I thought she meant to try to shoulder off the manhole cover with brute strength. But that was crazy! I knew from personal experience how heavy those things were.
Instead, she pulled two little gadgets off of her belt, palm-sized black boxes with no markings on them.
Holding one in each hand, my sister placed them against the underside of the cover and, pressing a button on each, lifted the circle of heavy iron as if it weighed next to nothing.
“Whoa,” I muttered.
“Magnetism,” Future Steve explained. “The devices, when used together, create a repulsive magnetic field that can lift any iron-based object up to five hundred pounds.”

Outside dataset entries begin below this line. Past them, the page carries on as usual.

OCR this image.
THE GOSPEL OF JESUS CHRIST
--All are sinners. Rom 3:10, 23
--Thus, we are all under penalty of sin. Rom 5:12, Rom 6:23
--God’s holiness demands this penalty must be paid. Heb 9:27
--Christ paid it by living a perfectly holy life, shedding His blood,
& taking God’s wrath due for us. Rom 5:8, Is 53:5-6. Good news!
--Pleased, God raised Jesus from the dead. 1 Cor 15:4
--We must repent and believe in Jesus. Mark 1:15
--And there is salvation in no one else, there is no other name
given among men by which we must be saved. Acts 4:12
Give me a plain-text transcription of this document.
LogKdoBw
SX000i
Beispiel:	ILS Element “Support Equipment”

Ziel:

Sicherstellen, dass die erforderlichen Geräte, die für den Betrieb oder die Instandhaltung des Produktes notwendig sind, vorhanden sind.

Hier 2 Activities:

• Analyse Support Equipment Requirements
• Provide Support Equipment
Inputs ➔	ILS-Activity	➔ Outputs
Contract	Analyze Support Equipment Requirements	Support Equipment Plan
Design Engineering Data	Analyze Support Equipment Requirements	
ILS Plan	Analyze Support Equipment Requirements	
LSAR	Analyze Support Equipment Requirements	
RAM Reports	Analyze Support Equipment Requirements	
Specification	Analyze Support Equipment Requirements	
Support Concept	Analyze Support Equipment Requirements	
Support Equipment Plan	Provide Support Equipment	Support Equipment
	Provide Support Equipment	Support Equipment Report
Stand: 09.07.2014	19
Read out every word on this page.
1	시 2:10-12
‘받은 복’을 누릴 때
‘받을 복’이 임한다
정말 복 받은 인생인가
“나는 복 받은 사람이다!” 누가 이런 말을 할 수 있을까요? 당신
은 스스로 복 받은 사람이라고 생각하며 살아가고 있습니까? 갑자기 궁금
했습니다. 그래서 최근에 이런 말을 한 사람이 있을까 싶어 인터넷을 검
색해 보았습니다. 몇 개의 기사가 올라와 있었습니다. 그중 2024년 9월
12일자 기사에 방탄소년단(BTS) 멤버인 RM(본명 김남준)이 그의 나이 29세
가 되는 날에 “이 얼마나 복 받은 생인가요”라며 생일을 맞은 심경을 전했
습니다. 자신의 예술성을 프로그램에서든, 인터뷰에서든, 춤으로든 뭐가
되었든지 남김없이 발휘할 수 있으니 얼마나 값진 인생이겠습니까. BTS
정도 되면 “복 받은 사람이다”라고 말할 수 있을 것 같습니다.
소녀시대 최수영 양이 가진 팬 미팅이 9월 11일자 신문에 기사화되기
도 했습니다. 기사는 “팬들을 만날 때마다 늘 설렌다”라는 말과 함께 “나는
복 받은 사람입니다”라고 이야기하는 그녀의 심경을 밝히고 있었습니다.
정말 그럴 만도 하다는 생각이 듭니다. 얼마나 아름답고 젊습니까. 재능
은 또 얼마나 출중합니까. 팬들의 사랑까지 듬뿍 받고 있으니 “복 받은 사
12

“Nice,” I said. “You’re still a pretty amazing inventor, Mr. Moscova.”
“It’s Professor Moscova these days,” he replied. “And those particular devices aren’t mine. They’re Emily’s.”
I gaped at him and then up the ladder at my big little sister, who had moved the manhole cover aside and was peering out at the nighttime city beyond it. Then, ducking her head back in, she announced in a whisper, “It’s clear.”
Amy gave a nod to Steve. “You,” she said. “Then Will. Then me.”
“Okay,” the professor replied.
It took me a few seconds to figure out where I was when I finally emerged into open air. That might sound weird, since I’d been in this very spot about a hundred times. But the years had changed it—a lot.
The four of us stood in City Hall’s courtyard. The space was a hundred or so feet wide, with entrances at every compass point. Except now those entrances were all sealed, bricked up so tight that I couldn’t even glimpse the streets beyond them.
And, occupying the exact center of the courtyard, was a statue.
I stared at it, uncomprehending. Then I looked to Emily for help, but she only turned away, tears in her eyes.
I stepped closer and peered up into the face of the person whose bronze image stood atop a marble pillar. The statue was life-size, more than six feet tall. It portrayed a broad-shouldered man in a suit and tie. His eyes gazed eastward, a heartbreakingly familiar look of calm determination on his face.
Mounted into the stone pillar was a plaque. It read:
THOMAS JEFFERSON
U.S. SENATOR AND STATESMAN
Oh my God , I thought.
No.
Chapter 6
Chief
Back into the sewers again, though not back into the canoe.
Instead, we returned to the 15th Street subway platform, where the Undertakers led me to a niche set into one wall that was so dark as to be barely there at all. In it stood a service door that clearly hadn’t been opened in years.
My sister stepped up to it and, ignoring the knob, ran two fingers along the outer edge of the door frame. I heard a faint click . The door remained closed, as solid looking as ever, but the entire door frame, including bits of camouflaged masonry around it, swung outward.
“Cool,” I said, maybe a little unenthusiastically; I was still shaken by what I’d seen in the courtyard. Even so, the illusion was impressive. It reminded me of the fake brickwork that had hidden the entrance to the original Haven, back when I’d first joined the Undertakers.
“The chief’s idea,” Professor Moscova told me.
“Who is chief?” I asked. “Now that Tom’s … you know.”
None of them replied.
Behind the door, we found a small room with nothing at all inside it except a spiral staircase, leading up into darkness.
“Where are we?” I asked.
“The base of the tower,” Amy replied. “We installed the staircase ourselves, after the rest of City Hall was bricked up and closed off. Right now we’re standing in the old sub-basement. Right behind there …” She pointed to a dusty brick wall. “… is the rear wall of the cafeteria in our Haven, the one you and I were in together. It’s all flooded out now.”
Emily added, “This staircase goes up nine stories. Hope you’re ready for a climb.”